Gun-control activists need to stop demonizing John Lott
The recent reaction of Griffin Dix to the appointment of John Lott as an adviser to the DOJ Office of Justice Program reflects the continued inability of the gun-control advocacy community to address the fundamental issues that prevent us from making an effective response to the problem of gun violence.
Lott’s book “More Guns, Less Crime” has become a flashpoint for arguments on both sides of the gun debate. On the one hand, the book is celebrated by the pro-gun lobby as a justification for ‘stand your ground’ laws and other legal rationales for armed self-defense. On the other hand, the book is condemned by gun-control activists as error-filled propaganda that promotes the false idea that guns are an effective response to fears about personal safety and threats of crime. As a long-time member of the Brady Campaign, Griffin Dix obviously belongs to the latter group.
The first edition of John Lott’s book was published in 1998. Over the previous decade, violent crime declined by almost 40 percent. At the same time, the number of states that granted concealed-carry licenses (CCW) without requiring proof of special need doubled from 15 to 30 states.

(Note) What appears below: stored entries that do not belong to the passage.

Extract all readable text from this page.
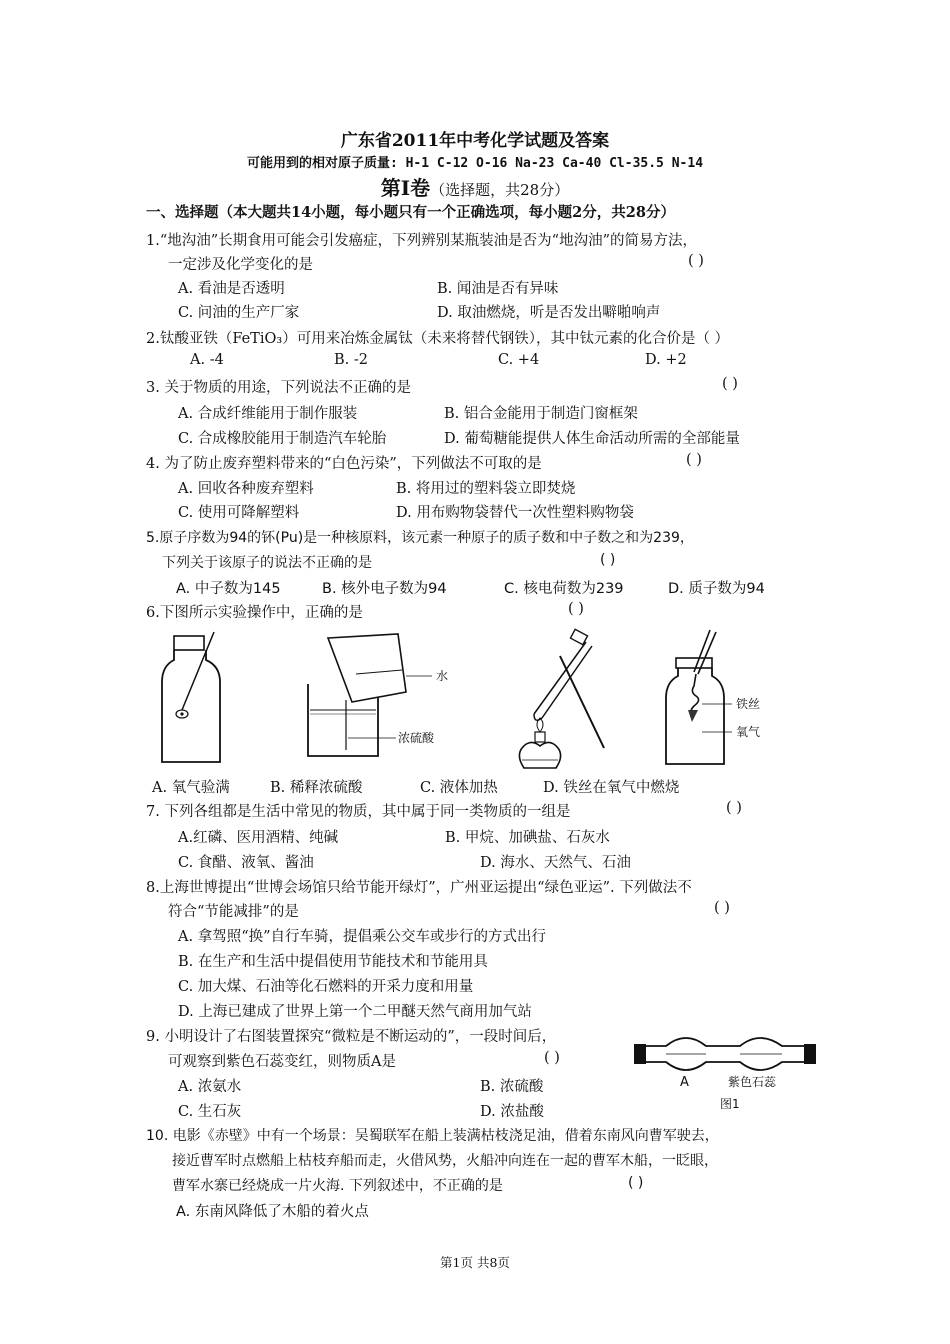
广东省2011年中考化学试题及答案
可能用到的相对原子质量: H-1 C-12 O-16 Na-23 Ca-40 Cl-35.5 N-14
第Ⅰ卷（选择题，共28分）
一、选择题（本大题共14小题，每小题只有一个正确选项，每小题2分，共28分）
1.“地沟油”长期食用可能会引发癌症，下列辨别某瓶装油是否为“地沟油”的简易方法，
一定涉及化学变化的是	( )
A. 看油是否透明	B. 闻油是否有异味
C. 问油的生产厂家	D. 取油燃烧，听是否发出噼啪响声
2.钛酸亚铁（FeTiO₃）可用来冶炼金属钛（未来将替代钢铁），其中钛元素的化合价是（ ）
A. -4	B. -2	C. +4	D. +2
3. 关于物质的用途，下列说法不正确的是	( )
A. 合成纤维能用于制作服装	B. 铝合金能用于制造门窗框架
C. 合成橡胶能用于制造汽车轮胎	D. 葡萄糖能提供人体生命活动所需的全部能量
4. 为了防止废弃塑料带来的“白色污染”，下列做法不可取的是	( )
A. 回收各种废弃塑料	B. 将用过的塑料袋立即焚烧
C. 使用可降解塑料	D. 用布购物袋替代一次性塑料购物袋
5.原子序数为94的钚(Pu)是一种核原料，该元素一种原子的质子数和中子数之和为239，
下列关于该原子的说法不正确的是	( )
A. 中子数为145	B. 核外电子数为94	C. 核电荷数为239	D. 质子数为94
6.下图所示实验操作中，正确的是	( )
水
浓硫酸
铁丝
氧气
A. 氧气验满	B. 稀释浓硫酸	C. 液体加热	D. 铁丝在氧气中燃烧
7. 下列各组都是生活中常见的物质，其中属于同一类物质的一组是	( )
A.红磷、医用酒精、纯碱	B. 甲烷、加碘盐、石灰水
C. 食醋、液氧、酱油	D. 海水、天然气、石油
8.上海世博提出“世博会场馆只给节能开绿灯”，广州亚运提出“绿色亚运”. 下列做法不
符合“节能减排”的是	( )
A. 拿驾照“换”自行车骑，提倡乘公交车或步行的方式出行
B. 在生产和生活中提倡使用节能技术和节能用具
C. 加大煤、石油等化石燃料的开采力度和用量
D. 上海已建成了世界上第一个二甲醚天然气商用加气站
9. 小明设计了右图装置探究“微粒是不断运动的”，一段时间后，
可观察到紫色石蕊变红，则物质A是	( )
A. 浓氨水	B. 浓硫酸
C. 生石灰	D. 浓盐酸
A	紫色石蕊
图1
10. 电影《赤壁》中有一个场景：吴蜀联军在船上装满枯枝浇足油，借着东南风向曹军驶去，
接近曹军时点燃船上枯枝弃船而走，火借风势，火船冲向连在一起的曹军木船，一眨眼，
曹军水寨已经烧成一片火海. 下列叙述中，不正确的是	( )
A. 东南风降低了木船的着火点
第1页 共8页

Lott argues that in many jurisdictions that began issuing CCW, violent crime such as robberies and assaults declined while anonymous crimes like burglary increased. He supports this finding with regression analysis that shows that crime rates are more sensitive to CCW issuance than to other demographic or social trends.
To counter Lott’s work, Griffin Dix cites a study by respected scholars John Donohue and Ian Ayers who produced seemingly contradictory results by substituting different sets of variables measured through alternate regression analysis models. In fact, producing critiques of Lott’s work has become something of a cottage industry among academic researchers, with critical reviews coming from Daniel Webster at Johns Hopkins, David Hemenway at Harvard, and Franklin Zimring at Berkeley, to name just a few.

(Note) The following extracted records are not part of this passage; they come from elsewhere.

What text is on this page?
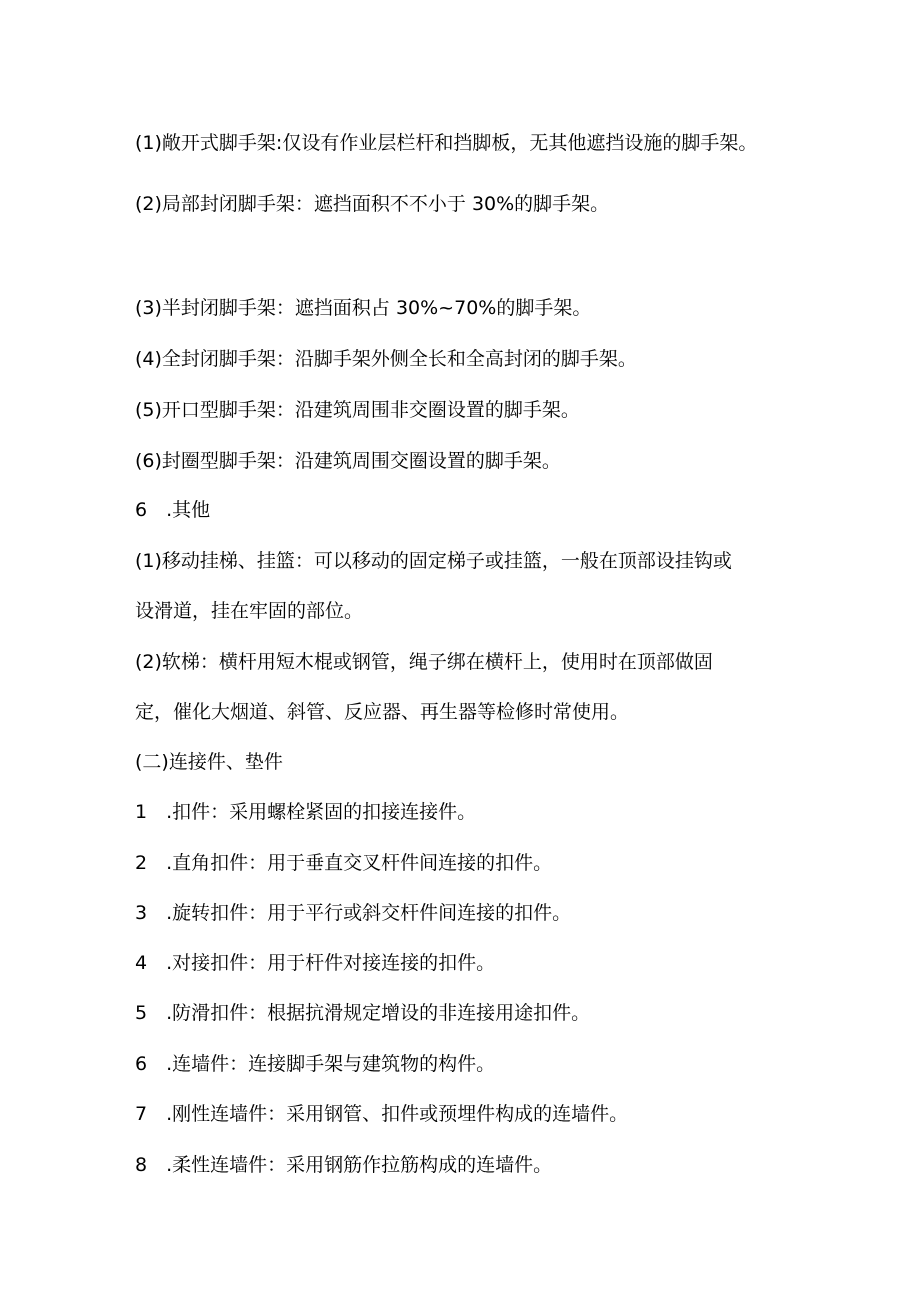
(1)敞开式脚手架:仅设有作业层栏杆和挡脚板，无其他遮挡设施的脚手架。
(2)局部封闭脚手架：遮挡面积不不小于 30%的脚手架。
(3)半封闭脚手架：遮挡面积占 30%~70%的脚手架。
(4)全封闭脚手架：沿脚手架外侧全长和全高封闭的脚手架。
(5)开口型脚手架：沿建筑周围非交圈设置的脚手架。
(6)封圈型脚手架：沿建筑周围交圈设置的脚手架。
6 .其他
(1)移动挂梯、挂篮：可以移动的固定梯子或挂篮，一般在顶部设挂钩或
设滑道，挂在牢固的部位。
(2)软梯：横杆用短木棍或钢管，绳子绑在横杆上，使用时在顶部做固
定，催化大烟道、斜管、反应器、再生器等检修时常使用。
(二)连接件、垫件
1 .扣件：采用螺栓紧固的扣接连接件。
2 .直角扣件：用于垂直交叉杆件间连接的扣件。
3 .旋转扣件：用于平行或斜交杆件间连接的扣件。
4 .对接扣件：用于杆件对接连接的扣件。
5 .防滑扣件：根据抗滑规定增设的非连接用途扣件。
6 .连墙件：连接脚手架与建筑物的构件。
7 .刚性连墙件：采用钢管、扣件或预埋件构成的连墙件。
8 .柔性连墙件：采用钢筋作拉筋构成的连墙件。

The problem with all these efforts to discredit Lott’s thesis, however, is they fail to confront the most important assumption in his work, an assumption based on a misreading both by Lott and his critics of how and why gun violence actually occurs.
Lott’s thesis rests upon the idea that when a particular jurisdiction begins issuing CCW licenses, this process will make the criminals believe that their victims might be armed. Hence, criminals switch from in-person crimes like robbery and assault to impersonal crimes such as burglary where a live victim is rarely around.
Contrary to what Lott argues, intentional gun assaults are not committed by ‘bad guys’ against ‘good guys.’ Indeed, victims of violent assaults are overwhelmingly individuals who come from the same demographic groupings and neighborhoods as their attackers, and in as often as 50 percent of such assaults, the victim committed behavior that precipitated the violent event.
Lott’s critics, on the other hand, are wrong when they promote the idea that gun violence increases because more people are walking around with legal guns. Criminal gun injuries — homicides, aggravated assaults — are rarely committed by people with legal access to guns. The Violence Policy Center publishes an annual report, “Concealed-Carry Killers,” which after suicides are deducted, gives us roughly 100 fatal shootings committed by CCW-holders annually, which happens to be less than .007 percent of all fatal gun assaults each year.
What both Lott and his critics fail to acknowledge is that Americans increasingly believe that access to a gun is more of a benefit than a risk, a belief which continues to grow whether crime trends go up or go down.
A 2018 poll taken by NBC found that nearly 60 percent of Americans believe their home is safer if it contains a gun. Since somewhere between 30 percent and 40 percent of American households contain a legal gun, it would appear there are many Americans who do not own guns but nevertheless feel that having a gun around is more of a blessing than a curse.
Instead, they need to develop a persuasive and effective narrative that will convince gun owners about the risk of owning guns. Until and unless this occurs, gun owners will continue to cite John Lott’s research as one of the reasons why they won’t give up their guns.